Beeston: Infection preventionists are really the frontline. Because they’re the ones managing all of the infection control or prevention in that space. Let’s say, for example, in the operating room, right, you’ve got how many surfaces in the operating room and how many things need to be disinfected in the operating room? Well, infection preventionists are key in ensuring that there’s a web of protection around that environment. They’re going to look at all the surfaces, the floors, the ceilings. They’re going to look at all of that. Infection preventionists are a key component and a key gatekeeper in UVC technology and where it goes. Their recommendations are key and as clinical nurse leaders may be looking at providing additional tools, they want to consult with their infection prevention team.

ICT®: Would there be some things in an operating room that you wouldn’t use UVC on?

Beeston: UVC works great. It kills pathogens. We know that there's a new study out that even shows that UVC is killing COVID-19. That just came out from Boston University. We’re really seeing some great results from UVC. The limitations with UVC is that the light kills what it sees. If you can have an enclosed environment and put devices into an enclosed environment, the light’s going to encompass the whole 360 degrees and encompass the whole surface and disinfect it.

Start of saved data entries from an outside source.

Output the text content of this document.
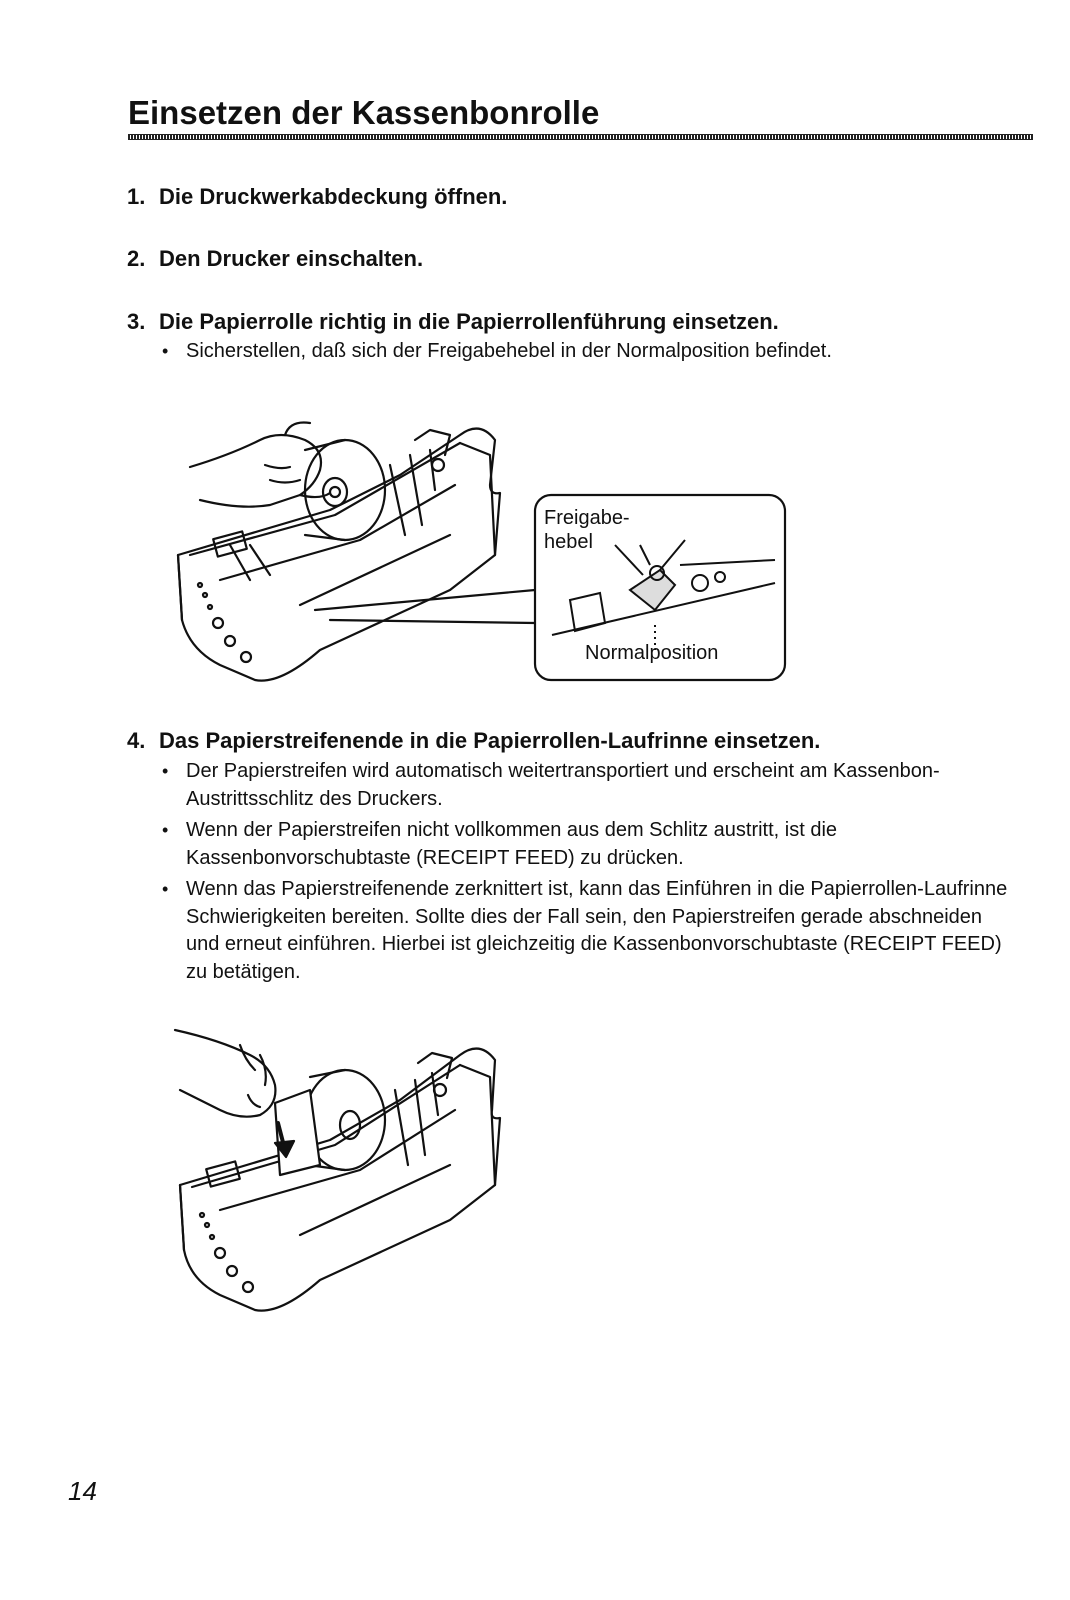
Einsetzen der Kassenbonrolle

1. Die Druckwerkabdeckung öffnen.

2. Den Drucker einschalten.

3. Die Papierrolle richtig in die Papierrollenführung einsetzen.

• Sicherstellen, daß sich der Freigabehebel in der Normalposition befindet.
Freigabe-
hebel
Normalposition

4. Das Papierstreifenende in die Papierrollen-Laufrinne einsetzen.

• Der Papierstreifen wird automatisch weitertransportiert und erscheint am Kassenbon-Austrittsschlitz des Druckers.
• Wenn der Papierstreifen nicht vollkommen aus dem Schlitz austritt, ist die Kassenbonvorschubtaste (RECEIPT FEED) zu drücken.
• Wenn das Papierstreifenende zerknittert ist, kann das Einführen in die Papierrollen-Laufrinne Schwierigkeiten bereiten. Sollte dies der Fall sein, den Papierstreifen gerade abschneiden und erneut einführen. Hierbei ist gleichzeitig die Kassenbonvorschubtaste (RECEIPT FEED) zu betätigen.

14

However, if you’re using a general UVC like to disinfect a room, there’s going to be some shadowing, because, again, UVC will kill what it sees. So, if there’s some shadowing, you still need to have a team come in and do a chemical clean, a primary clean, if you will, on a lot of those surfaces, because there’s going to be some shadowing. There are some limitations to that functionality because of how UVC works. It kills what it sees.

This interview has been edited for clarity and length.